Sugar and Consumption in the 1700s
Sugar is the broad term used to describe shorter-chain carbohydrates used in food. Sugar has a sweetening effect. There are many types of sugar: Sucrose is simple table sugar, fructose is sugar from fruits, and lactose is milk sugar. More complex, longer-chain sugars also exist. Sugar can be found in most plants, but can only be harvested from sugarcane and sugar beets due to its higher concentration in those plants.

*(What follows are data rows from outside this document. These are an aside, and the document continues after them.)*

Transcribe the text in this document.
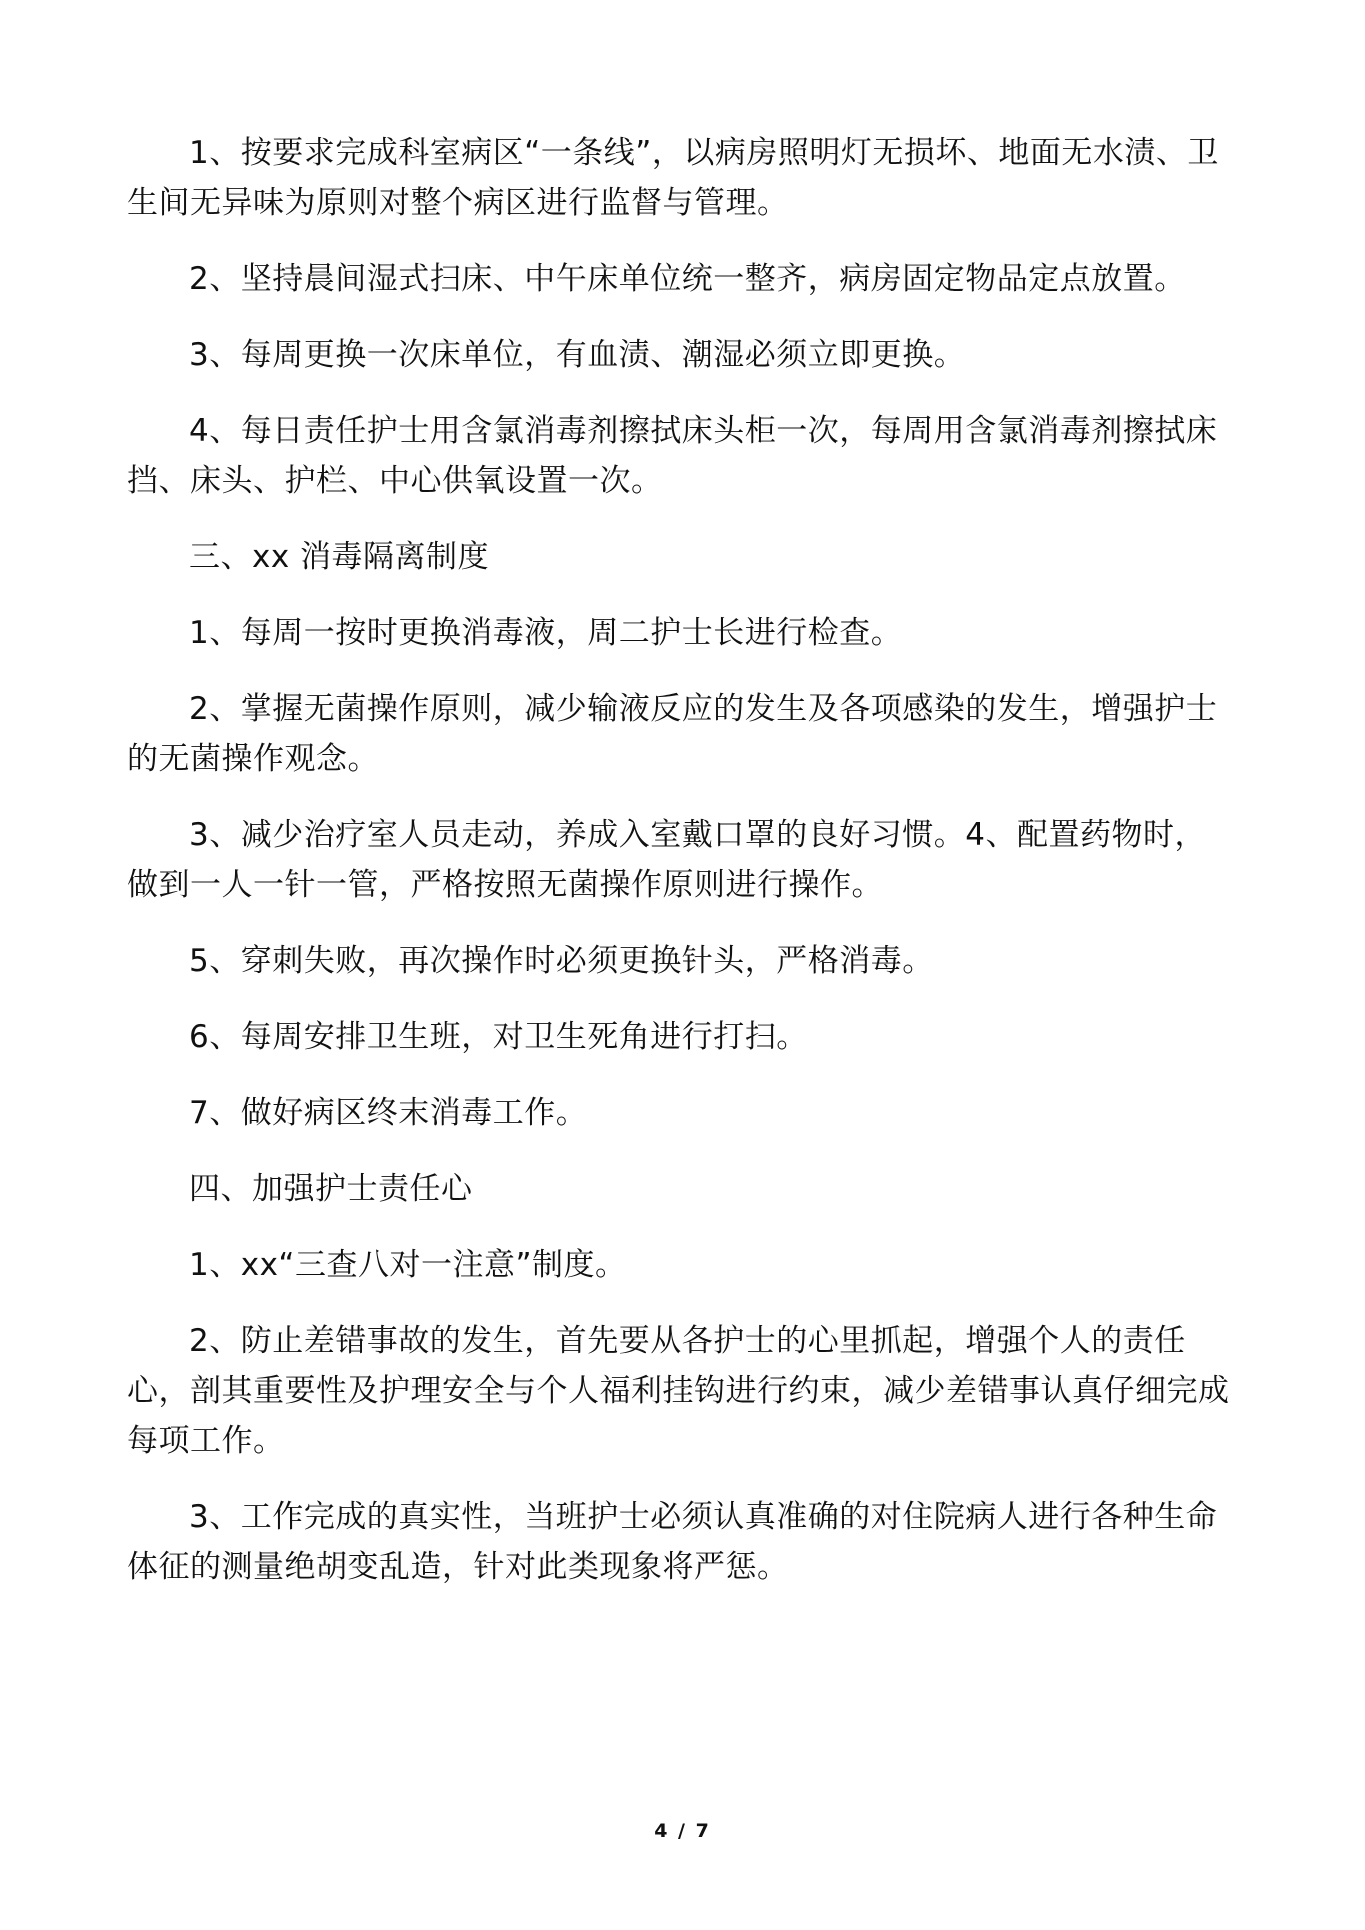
1、按要求完成科室病区“一条线”，以病房照明灯无损坏、地面无水渍、卫生间无异味为原则对整个病区进行监督与管理。

2、坚持晨间湿式扫床、中午床单位统一整齐，病房固定物品定点放置。

3、每周更换一次床单位，有血渍、潮湿必须立即更换。

4、每日责任护士用含氯消毒剂擦拭床头柜一次，每周用含氯消毒剂擦拭床挡、床头、护栏、中心供氧设置一次。

三、xx 消毒隔离制度

1、每周一按时更换消毒液，周二护士长进行检查。

2、掌握无菌操作原则，减少输液反应的发生及各项感染的发生，增强护士的无菌操作观念。

3、减少治疗室人员走动，养成入室戴口罩的良好习惯。4、配置药物时，做到一人一针一管，严格按照无菌操作原则进行操作。

5、穿刺失败，再次操作时必须更换针头，严格消毒。

6、每周安排卫生班，对卫生死角进行打扫。

7、做好病区终末消毒工作。

四、加强护士责任心

1、xx“三查八对一注意”制度。

2、防止差错事故的发生，首先要从各护士的心里抓起，增强个人的责任心，剖其重要性及护理安全与个人福利挂钩进行约束，减少差错事认真仔细完成每项工作。

3、工作完成的真实性，当班护士必须认真准确的对住院病人进行各种生命体征的测量绝胡变乱造，针对此类现象将严惩。

4 / 7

The exact origin of sugar is not known, but it is believed that sugar was first discovered by the Polynesians over 5000 years ago. They discovered that a sweet liquid could be extracted from the stalks of a tall grass. This sugar liquid was brought to the coastal cities of India and did not migrate further for many years. The next historical mention of sugar was in 510 BC when Darius, a Persian emperor, attempted to conquer the people of India. He found that unlike the Persians, who used honey to sweeten their food, the Indians used liquid from a plant. Roughly 700 AD, Arabs invaded Persia and brought the sugar cane plant back with them. Trade between Arabs and others spread sugarcane to most of the Mediterannean. In the 11th century, the crusades brought sugar, known as “sweet salt”, to the western Europeans. In 1493, Christopher Colombus introduced sugarcane to the people of the Dominican Republic. The plant flourished in the heavy precipitation and heat. This would shape the New World, as many flocked to the continent to grow this “white gold.” European countries brought slaves to the West Indies to work on sugarcane plantations. The slave trade was driven almost entirely by the European’s greed for sugar.
In 1655, Britain conquered Jamaica, taking control over from Spain; hereafter, Great Britain would become a larger player in the sugar market. Sugar production skyrocketed in Britain. Within 100 years, British factories were producing 30,000 tons of sugar per year. Taxes on sugar were steep; for a very long time, only the nobility could afford sugar. Sugar reportedly cost 100 pounds per kilogram, the equivalent of In 1781, the government collected 326,000 pounds sterling in taxes on sugar. By 1815, the government had collected 3 million pounds sterling in taxes.
In 1754, it was discovered that beets contained a large amount of sucrose that can be harvested for sugar. Beets are not as efficient to grow and harvest as sugar cane, but beets can grow in a wider range of climates. Despite this, it wasn’t until the Napoleonic wars when the British navy blockaded French ports that beets were grown on a large scale to produce sugar.
Sugar can be produced from Sugarcane. Sugarcane is a perennial grass that grows best in tropical and sub-tropical regions. Sugarcane is harvested, milled, and then the juice is extracted with water or by diffusion. This juice is highly concentrated sugar water. The sugar water is filtered and heated to kill bacteria and enzymes. The remaining solution is heated to evaporate the water and crystalline sugar will precipitate out.
Sugar can also be produced from sugar beet. Sugar beet is a tuberous root that contains a large amount of sucrose. The sugar beet is harvested and sliced, and the sugar is extracted by diffusion. Again, the juice is filtered, heated, and heated a second time to crystallize out the sugar.
Sugar is primarily used for cooking, but has many other uses. Simple granulated sugar is used to sweeten foods and drinks. The granulated sugar can be milled into a fine powder, called powdered sugar, and used to garnish confectioner’s treats and in baking. Brown sugar is formed by soaking granulated sugar in molasses. This sugar is used for all types of cooking. Sugar cubes are formed by steaming granulated sugar and pressing it into cubes. Sugar cubes are used for sweetening drinks. In the Americas, sugar was fermented to produce rum, a substance much more valuable but much less available in England.